La sua casa, in centro, nel piccolo borgo ai piedi del Vettore, sarà demolita il prossimo 28 agosto. Inagibile, del resto, come la piccola bottega in cui vendeva prodotti tipici sulla piazzetta del paese. «Quello che trovo più assurdo è come sia tutto sempre più difficile. Qui è impossibile lavorare, abbiamo dovuto minacciare le istituzioni per seminare la lenticchia. Oltre ai problemi del terremoto ci si è messa pure la siccità e abbiamo stimato una perdita del raccolto di circa il 25-30%. Tutte le pozze d’acqua sono secche, fortunatamente, e questo è l’unico aiuto che abbiamo, ogni giorno ci portano 300 quintali di acqua per far bere gli animali che altrimenti morirebbero di sete. Non possiamo dormire a Castelluccio perché non c’è niente, per questo sono costretto a fare avanti e dietro due volte al giorno. Appena munte le pecore, poi, devo rientrare a Norcia per mettere in fresco il latte, altrimenti andrebbe tutto buttato».

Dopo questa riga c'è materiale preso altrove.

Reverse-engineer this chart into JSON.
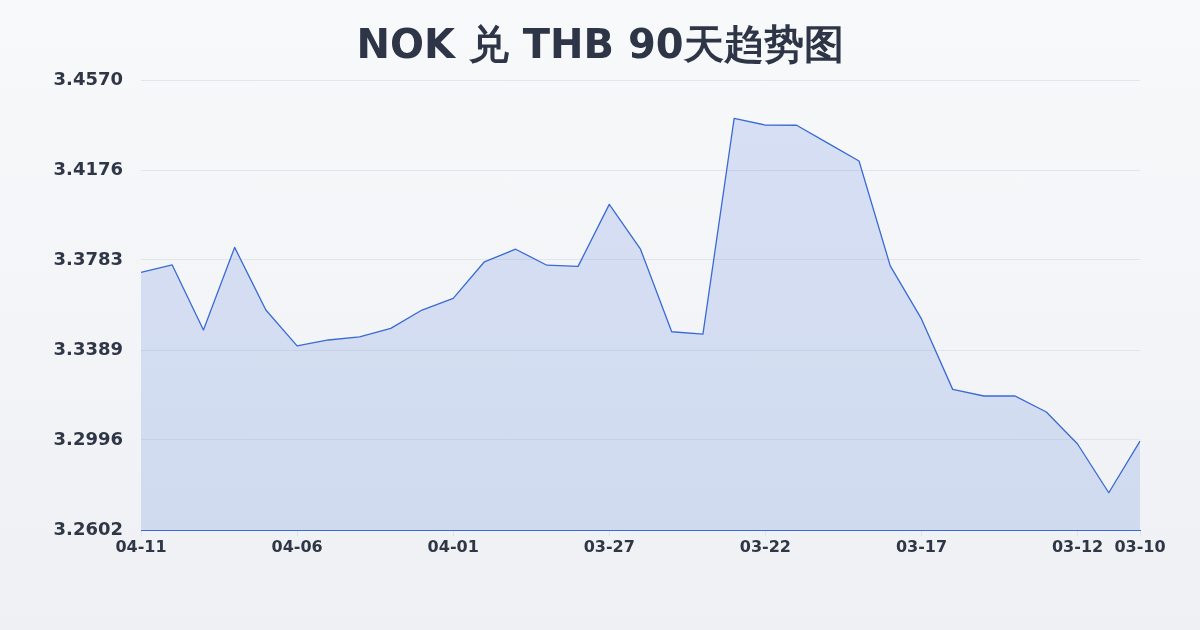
{
  "chart_data": {
    "type": "area",
    "title": "NOK 兑 THB 90天趋势图",
    "categories": [
      "04-11",
      null,
      null,
      null,
      null,
      "04-06",
      null,
      null,
      null,
      null,
      "04-01",
      null,
      null,
      null,
      null,
      "03-27",
      null,
      null,
      null,
      null,
      "03-22",
      null,
      null,
      null,
      null,
      "03-17",
      null,
      null,
      null,
      null,
      "03-12",
      null,
      "03-10"
    ],
    "values": [
      3.3729,
      3.3761,
      3.3477,
      3.3838,
      3.3564,
      3.3407,
      3.3433,
      3.3447,
      3.3484,
      3.3564,
      3.3615,
      3.3775,
      3.383,
      3.376,
      3.3755,
      3.4026,
      3.383,
      3.3469,
      3.3459,
      3.4402,
      3.4373,
      3.4372,
      3.4294,
      3.4216,
      3.3757,
      3.3525,
      3.3217,
      3.3188,
      3.3188,
      3.3118,
      3.2978,
      3.2765,
      3.2991
    ],
    "color": "#3a6bd4",
    "ylim": [
      3.2602,
      3.457
    ],
    "yticks": [
      3.2602,
      3.2996,
      3.3389,
      3.3783,
      3.4176,
      {
        "value": 3.457,
        "label": "3.4570"
      }
    ],
    "grid": "y"
  }
}
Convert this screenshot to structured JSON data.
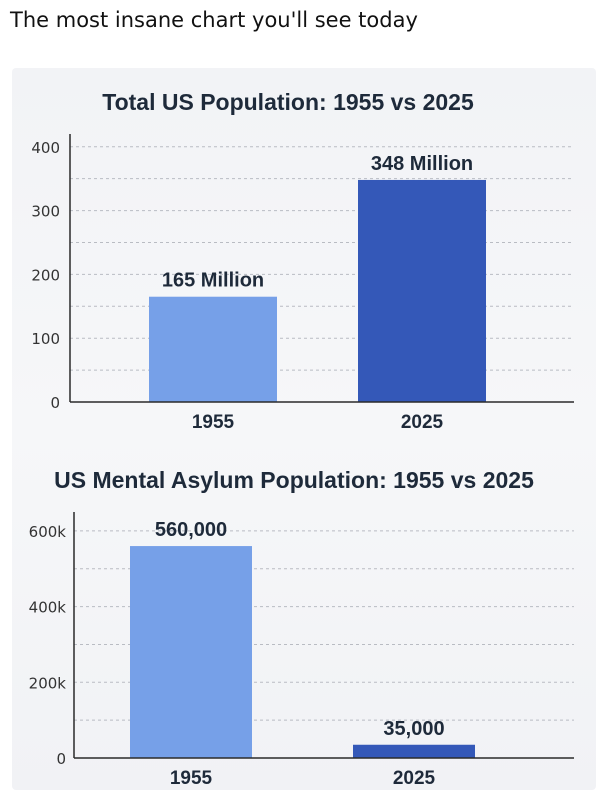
{
  "post": {
    "title": "The most insane chart you'll see today"
  },
  "colors": {
    "light_bar": "#76a0e8",
    "dark_bar": "#3458b8"
  },
  "chart_data": [
    {
      "type": "bar",
      "title": "Total US Population: 1955 vs 2025",
      "categories": [
        "1955",
        "2025"
      ],
      "values": [
        165,
        348
      ],
      "data_labels": [
        "165 Million",
        "348 Million"
      ],
      "y_ticks": [
        "0",
        "100",
        "200",
        "300",
        "400"
      ],
      "y_tick_values": [
        0,
        100,
        200,
        300,
        400
      ],
      "ylim": [
        0,
        420
      ],
      "xlabel": "",
      "ylabel": "",
      "grid": true
    },
    {
      "type": "bar",
      "title": "US Mental Asylum Population: 1955 vs 2025",
      "categories": [
        "1955",
        "2025"
      ],
      "values": [
        560000,
        35000
      ],
      "data_labels": [
        "560,000",
        "35,000"
      ],
      "y_ticks": [
        "0",
        "200k",
        "400k",
        "600k"
      ],
      "y_tick_values": [
        0,
        200000,
        400000,
        600000
      ],
      "ylim": [
        0,
        650000
      ],
      "xlabel": "",
      "ylabel": "",
      "grid": true
    }
  ]
}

Una foto dal trattore di Stefano

Difficoltà quotidiane Non è solo l’aver perso tutto, una casa, dei ricordi, gli stessi mobili che, troppo spesso, sono ammassati sotto a un cumulo di macerie e finiranno in discarica, ad annebbiare la mente degli abitanti di Norcia e delle sue frazioni, Castelluccio compreso. Sono le difficoltà costanti che, nel quotidiano, spesso impediscono di poter anche solo immaginare un ritorno alla quotidianità. «Su tutto pesano le difficoltà per poter lavorare. E allora, senza lavoro, senza un aiuto per far ripartire le aziende, senza un progetto per rimettere in piedi l’economia e ricostruire questi borghi come fai a parlare di futuro?» si domanda Stefano.  

Il cartello appeso a Castelluccio (Foto Alfonso della Corte)

Il futuro Tutti ricordano perfettamente dov’erano quella notte. Ora, guardandosi intorno, per molti di loro il panorama è completamente cambiato ed è difficile riabituarsi a una normalità che non sempre li appartiene. Parlare di futuro è la cosa che resta più difficile. Benedetta non immagina il suo a Norcia, forse torneranno nella terra d’origine di suo marito Salvatore, in Sardegna. Per Daniele invece, nonostante tutto, il futuro è Castelluccio anche se «al momento non vedo niente intorno a me. Qui i lavori sono partiti con troppi mesi di ritardo, manca ancora tutto, le demolizioni sono bloccate. Non c’è un piano né un progetto, perché il tendone per quei cinque ristoranti è solo un palliativo per illudere i ristoratori che sarebbe partita la stagione turistica. Quel poco che oggi c’è a Castelluccio l’abbiamo fatto noi. Il cimitero ce lo siamo ripuliti da soli, chi voleva riprendere a lavorare si è attrezzato comprando un camper o affittandone uno e rimettendosi a cucinare lì dentro. L’unico futuro che si può ipotizzare ce lo dobbiamo riconquistare da soli. E allora, coraggio. E’ il momento di darsi da fare».